1. Field of the Invention
The present invention relates to integrated circuits and processes for their manufacture and, in particular, to integrated circuits that include dual thickness cobalt silicide layers and methods for their manufacture.
2. Description of the Related Art
In Metal-Oxide-Semiconductor (MOS) device manufacturing, self-aligned metal silicide layers (also known as "salicide" layers) are useful in reducing the sheet resistance of polysilicon interconnections, source regions and drains regions, as well as contact resistance. See, for example, Stanley Wolf, Silicon Processing for the VLSI Era, Vol. I, 388-399 (Lattice Press, 1986).

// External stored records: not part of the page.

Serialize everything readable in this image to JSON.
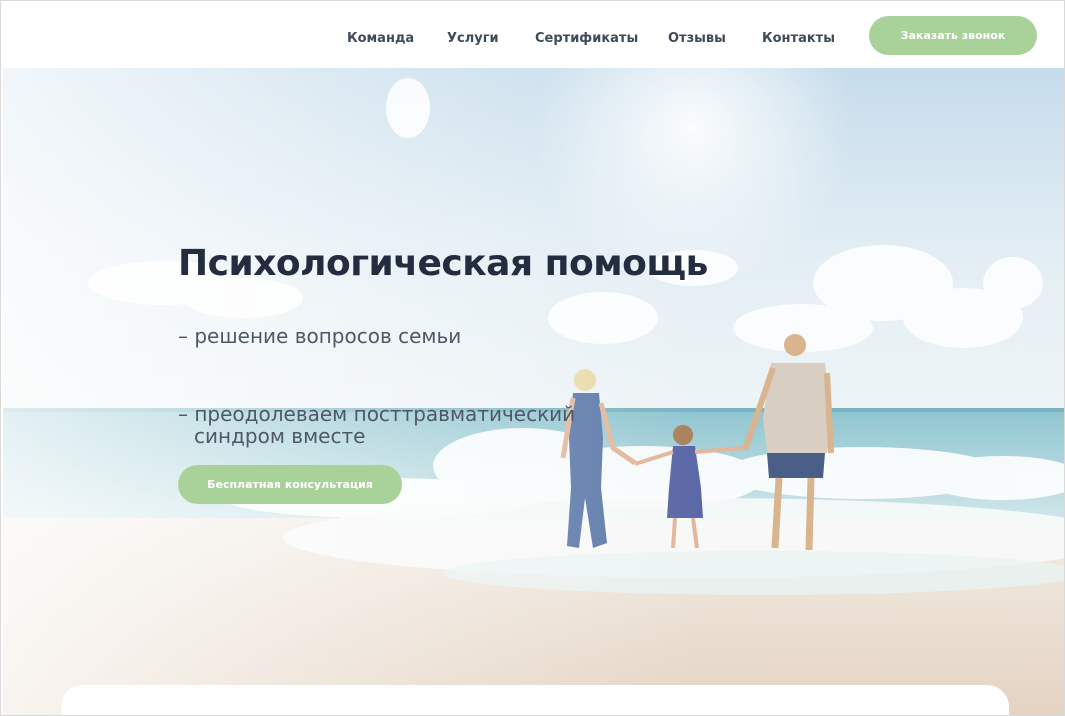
{
  "nav": {
    "items": [
      {
        "label": "Команда"
      },
      {
        "label": "Услуги"
      },
      {
        "label": "Сертификаты"
      },
      {
        "label": "Отзывы"
      },
      {
        "label": "Контакты"
      }
    ],
    "cta_label": "Заказать звонок"
  },
  "hero": {
    "title": "Психологическая помощь",
    "line1": "– решение вопросов семьи",
    "line2_a": "– преодолеваем посттравматический",
    "line2_b": "синдром вместе",
    "cta_label": "Бесплатная консультация",
    "image_icon": "beach-family-photo"
  },
  "colors": {
    "accent_green": "#a9d29b",
    "title_dark": "#232d3f",
    "nav_text": "#3f4a5a",
    "sky_top": "#cfe3ef",
    "sea": "#7fb9c8",
    "sand": "#e8dccd"
  }
}
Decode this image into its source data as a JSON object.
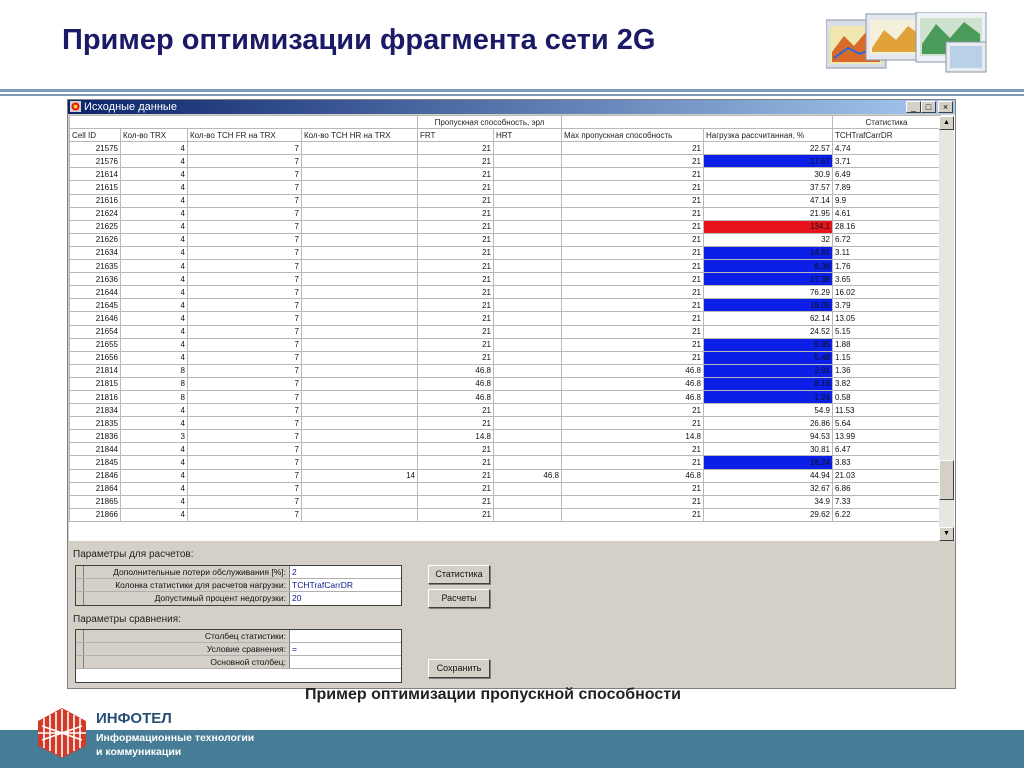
{
  "slide": {
    "title": "Пример оптимизации фрагмента сети 2G",
    "caption": "Пример оптимизации пропускной способности"
  },
  "window": {
    "title": "Исходные данные",
    "controls": [
      "_",
      "□",
      "×"
    ]
  },
  "grid": {
    "group_headers": {
      "throughput": "Пропускная способность, эрл",
      "statistics": "Статистика"
    },
    "columns": [
      "Cell ID",
      "Кол-во TRX",
      "Кол-во TCH FR на TRX",
      "Кол-во TCH HR на TRX",
      "FRT",
      "HRT",
      "Max пропускная способность",
      "Нагрузка рассчитанная, %",
      "TCHTrafCarrDR"
    ],
    "rows": [
      {
        "id": "21575",
        "trx": "4",
        "fr": "7",
        "hr": "",
        "frt": "21",
        "hrt": "",
        "max": "21",
        "load": "22.57",
        "stat": "4.74",
        "hl": ""
      },
      {
        "id": "21576",
        "trx": "4",
        "fr": "7",
        "hr": "",
        "frt": "21",
        "hrt": "",
        "max": "21",
        "load": "17.67",
        "stat": "3.71",
        "hl": "blue"
      },
      {
        "id": "21614",
        "trx": "4",
        "fr": "7",
        "hr": "",
        "frt": "21",
        "hrt": "",
        "max": "21",
        "load": "30.9",
        "stat": "6.49",
        "hl": ""
      },
      {
        "id": "21615",
        "trx": "4",
        "fr": "7",
        "hr": "",
        "frt": "21",
        "hrt": "",
        "max": "21",
        "load": "37.57",
        "stat": "7.89",
        "hl": ""
      },
      {
        "id": "21616",
        "trx": "4",
        "fr": "7",
        "hr": "",
        "frt": "21",
        "hrt": "",
        "max": "21",
        "load": "47.14",
        "stat": "9.9",
        "hl": ""
      },
      {
        "id": "21624",
        "trx": "4",
        "fr": "7",
        "hr": "",
        "frt": "21",
        "hrt": "",
        "max": "21",
        "load": "21.95",
        "stat": "4.61",
        "hl": ""
      },
      {
        "id": "21625",
        "trx": "4",
        "fr": "7",
        "hr": "",
        "frt": "21",
        "hrt": "",
        "max": "21",
        "load": "134.1",
        "stat": "28.16",
        "hl": "red"
      },
      {
        "id": "21626",
        "trx": "4",
        "fr": "7",
        "hr": "",
        "frt": "21",
        "hrt": "",
        "max": "21",
        "load": "32",
        "stat": "6.72",
        "hl": ""
      },
      {
        "id": "21634",
        "trx": "4",
        "fr": "7",
        "hr": "",
        "frt": "21",
        "hrt": "",
        "max": "21",
        "load": "14.81",
        "stat": "3.11",
        "hl": "blue"
      },
      {
        "id": "21635",
        "trx": "4",
        "fr": "7",
        "hr": "",
        "frt": "21",
        "hrt": "",
        "max": "21",
        "load": "8.38",
        "stat": "1.76",
        "hl": "blue"
      },
      {
        "id": "21636",
        "trx": "4",
        "fr": "7",
        "hr": "",
        "frt": "21",
        "hrt": "",
        "max": "21",
        "load": "17.38",
        "stat": "3.65",
        "hl": "blue"
      },
      {
        "id": "21644",
        "trx": "4",
        "fr": "7",
        "hr": "",
        "frt": "21",
        "hrt": "",
        "max": "21",
        "load": "76.29",
        "stat": "16.02",
        "hl": ""
      },
      {
        "id": "21645",
        "trx": "4",
        "fr": "7",
        "hr": "",
        "frt": "21",
        "hrt": "",
        "max": "21",
        "load": "18.05",
        "stat": "3.79",
        "hl": "blue"
      },
      {
        "id": "21646",
        "trx": "4",
        "fr": "7",
        "hr": "",
        "frt": "21",
        "hrt": "",
        "max": "21",
        "load": "62.14",
        "stat": "13.05",
        "hl": ""
      },
      {
        "id": "21654",
        "trx": "4",
        "fr": "7",
        "hr": "",
        "frt": "21",
        "hrt": "",
        "max": "21",
        "load": "24.52",
        "stat": "5.15",
        "hl": ""
      },
      {
        "id": "21655",
        "trx": "4",
        "fr": "7",
        "hr": "",
        "frt": "21",
        "hrt": "",
        "max": "21",
        "load": "8.95",
        "stat": "1.88",
        "hl": "blue"
      },
      {
        "id": "21656",
        "trx": "4",
        "fr": "7",
        "hr": "",
        "frt": "21",
        "hrt": "",
        "max": "21",
        "load": "5.48",
        "stat": "1.15",
        "hl": "blue"
      },
      {
        "id": "21814",
        "trx": "8",
        "fr": "7",
        "hr": "",
        "frt": "46.8",
        "hrt": "",
        "max": "46.8",
        "load": "2.91",
        "stat": "1.36",
        "hl": "blue"
      },
      {
        "id": "21815",
        "trx": "8",
        "fr": "7",
        "hr": "",
        "frt": "46.8",
        "hrt": "",
        "max": "46.8",
        "load": "8.16",
        "stat": "3.82",
        "hl": "blue"
      },
      {
        "id": "21816",
        "trx": "8",
        "fr": "7",
        "hr": "",
        "frt": "46.8",
        "hrt": "",
        "max": "46.8",
        "load": "1.24",
        "stat": "0.58",
        "hl": "blue"
      },
      {
        "id": "21834",
        "trx": "4",
        "fr": "7",
        "hr": "",
        "frt": "21",
        "hrt": "",
        "max": "21",
        "load": "54.9",
        "stat": "11.53",
        "hl": ""
      },
      {
        "id": "21835",
        "trx": "4",
        "fr": "7",
        "hr": "",
        "frt": "21",
        "hrt": "",
        "max": "21",
        "load": "26.86",
        "stat": "5.64",
        "hl": ""
      },
      {
        "id": "21836",
        "trx": "3",
        "fr": "7",
        "hr": "",
        "frt": "14.8",
        "hrt": "",
        "max": "14.8",
        "load": "94.53",
        "stat": "13.99",
        "hl": ""
      },
      {
        "id": "21844",
        "trx": "4",
        "fr": "7",
        "hr": "",
        "frt": "21",
        "hrt": "",
        "max": "21",
        "load": "30.81",
        "stat": "6.47",
        "hl": ""
      },
      {
        "id": "21845",
        "trx": "4",
        "fr": "7",
        "hr": "",
        "frt": "21",
        "hrt": "",
        "max": "21",
        "load": "18.24",
        "stat": "3.83",
        "hl": "blue"
      },
      {
        "id": "21846",
        "trx": "4",
        "fr": "7",
        "hr": "14",
        "frt": "21",
        "hrt": "46.8",
        "max": "46.8",
        "load": "44.94",
        "stat": "21.03",
        "hl": ""
      },
      {
        "id": "21864",
        "trx": "4",
        "fr": "7",
        "hr": "",
        "frt": "21",
        "hrt": "",
        "max": "21",
        "load": "32.67",
        "stat": "6.86",
        "hl": ""
      },
      {
        "id": "21865",
        "trx": "4",
        "fr": "7",
        "hr": "",
        "frt": "21",
        "hrt": "",
        "max": "21",
        "load": "34.9",
        "stat": "7.33",
        "hl": ""
      },
      {
        "id": "21866",
        "trx": "4",
        "fr": "7",
        "hr": "",
        "frt": "21",
        "hrt": "",
        "max": "21",
        "load": "29.62",
        "stat": "6.22",
        "hl": ""
      }
    ]
  },
  "calc_params": {
    "heading": "Параметры для расчетов:",
    "rows": [
      {
        "label": "Дополнительные потери обслуживания [%]:",
        "value": "2"
      },
      {
        "label": "Колонка статистики для расчетов нагрузки:",
        "value": "TCHTrafCarrDR"
      },
      {
        "label": "Допустимый процент недогрузки:",
        "value": "20"
      }
    ]
  },
  "compare_params": {
    "heading": "Параметры сравнения:",
    "rows": [
      {
        "label": "Столбец статистики:",
        "value": ""
      },
      {
        "label": "Условие сравнения:",
        "value": "="
      },
      {
        "label": "Основной столбец:",
        "value": ""
      }
    ]
  },
  "buttons": {
    "statistics": "Статистика",
    "calculations": "Расчеты",
    "save": "Сохранить"
  },
  "footer": {
    "brand": "ИНФОТЕЛ",
    "sub_line1": "Информационные технологии",
    "sub_line2": "и коммуникации"
  },
  "colors": {
    "underload_highlight": "#0b1fe6",
    "overload_highlight": "#e8141c",
    "title_color": "#1a1a66",
    "footer_band": "#467c96"
  }
}
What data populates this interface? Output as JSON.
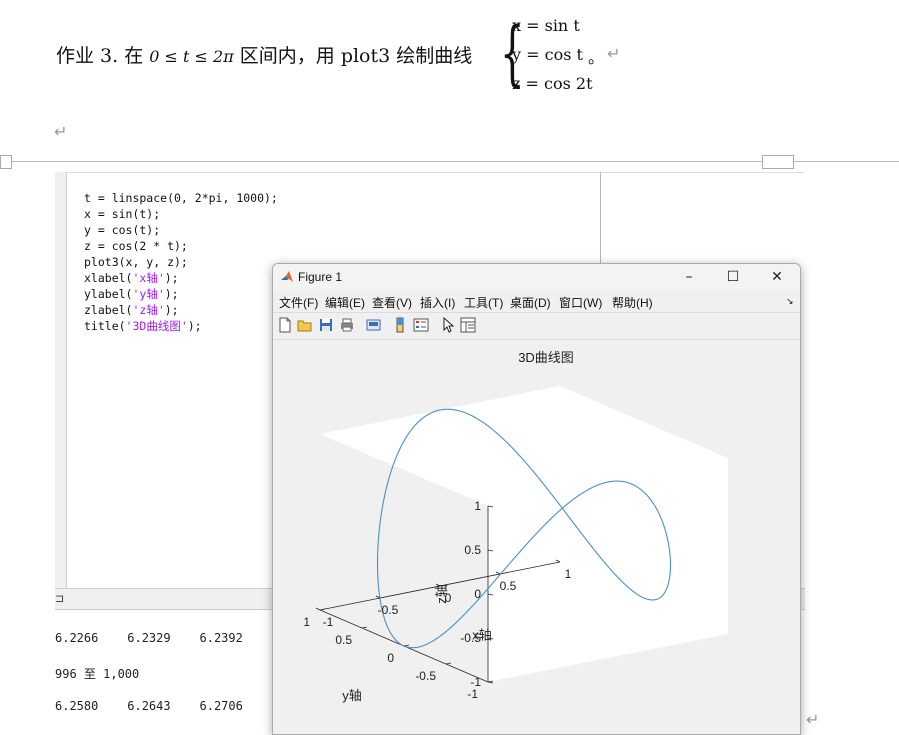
{
  "document": {
    "homework_prefix": "作业 3.  在",
    "range_expr": "0 ≤ t ≤ 2π",
    "homework_suffix": "区间内，用 plot3 绘制曲线",
    "eq_x": "x = sin t",
    "eq_y": "y = cos t",
    "eq_z": "z = cos 2t",
    "period": "。",
    "return_mark": "↵"
  },
  "editor": {
    "code_lines": [
      "t = linspace(0, 2*pi, 1000);",
      "x = sin(t);",
      "y = cos(t);",
      "z = cos(2 * t);",
      "plot3(x, y, z);"
    ],
    "label_lines": [
      {
        "pre": "xlabel(",
        "str": "'x轴'",
        "post": ");"
      },
      {
        "pre": "ylabel(",
        "str": "'y轴'",
        "post": ");"
      },
      {
        "pre": "zlabel(",
        "str": "'z轴'",
        "post": ");"
      },
      {
        "pre": "title(",
        "str": "'3D曲线图'",
        "post": ");"
      }
    ]
  },
  "command_window": {
    "row1": "6.2266    6.2329    6.2392",
    "row2": "996 至 1,000",
    "row3": "6.2580    6.2643    6.2706"
  },
  "figure": {
    "window_title": "Figure 1",
    "menus": [
      "文件(F)",
      "编辑(E)",
      "查看(V)",
      "插入(I)",
      "工具(T)",
      "桌面(D)",
      "窗口(W)",
      "帮助(H)"
    ],
    "colors": {
      "curve": "#4a90c8",
      "axes_bg": "#ffffff",
      "figure_bg": "#f0f0f0"
    }
  },
  "chart_data": {
    "type": "line",
    "title": "3D曲线图",
    "xlabel": "x轴",
    "ylabel": "y轴",
    "zlabel": "z轴",
    "xlim": [
      -1,
      1
    ],
    "ylim": [
      -1,
      1
    ],
    "zlim": [
      -1,
      1
    ],
    "x_ticks": [
      "-1",
      "-0.5",
      "0",
      "0.5",
      "1"
    ],
    "y_ticks": [
      "-1",
      "-0.5",
      "0",
      "0.5",
      "1"
    ],
    "z_ticks": [
      "-1",
      "-0.5",
      "0",
      "0.5",
      "1"
    ],
    "series": [
      {
        "x_expr": "sin(t)",
        "y_expr": "cos(t)",
        "z_expr": "cos(2*t)",
        "t_range": [
          0,
          6.283185307
        ],
        "points": 1000
      }
    ],
    "grid": false,
    "legend": "none"
  }
}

FIGS. 1-3 illustrate a conventional process for forming a metal silicide layer over a polysilicon gate, a source region and a drain region of an MOS transistor structure within an integrated circuit (IC).
A conventional MOS transistor structure 10 includes a thin gate oxide layer 12 overlying P-type silicon substrate 14 between N-type drain region 16 and N-type source region 18, both of which are formed in P-type silicon substrate 14. A conventional MOS transistor structure 10 also includes a polysilicon gate 20 overlying thin gate oxide layer 12, as well as field oxide regions 22, which isolate MOS transistor structure 10 from neighboring semiconductor device structures (not shown). Gate sidewall spacers 24, typically formed of silicon dioxide or silicon nitride, are disposed on the lateral edges of polysilicon gate 20 and thin gate oxide layer 12.
In a conventional metal silicide formation process, a metal layer 28 is deposited over the surface of MOS transistor structure 10, as illustrated in FIG. 2. Metal layer 28 is ordinarily deposited by a multi-directional evaporative or sputtering-based physical vapor deposition (PVD) process or a multi-directional chemical vapor deposition (CVD) process and is, therefore, of essentially uniform thickness over the entire surface of MOS transistor structure 10.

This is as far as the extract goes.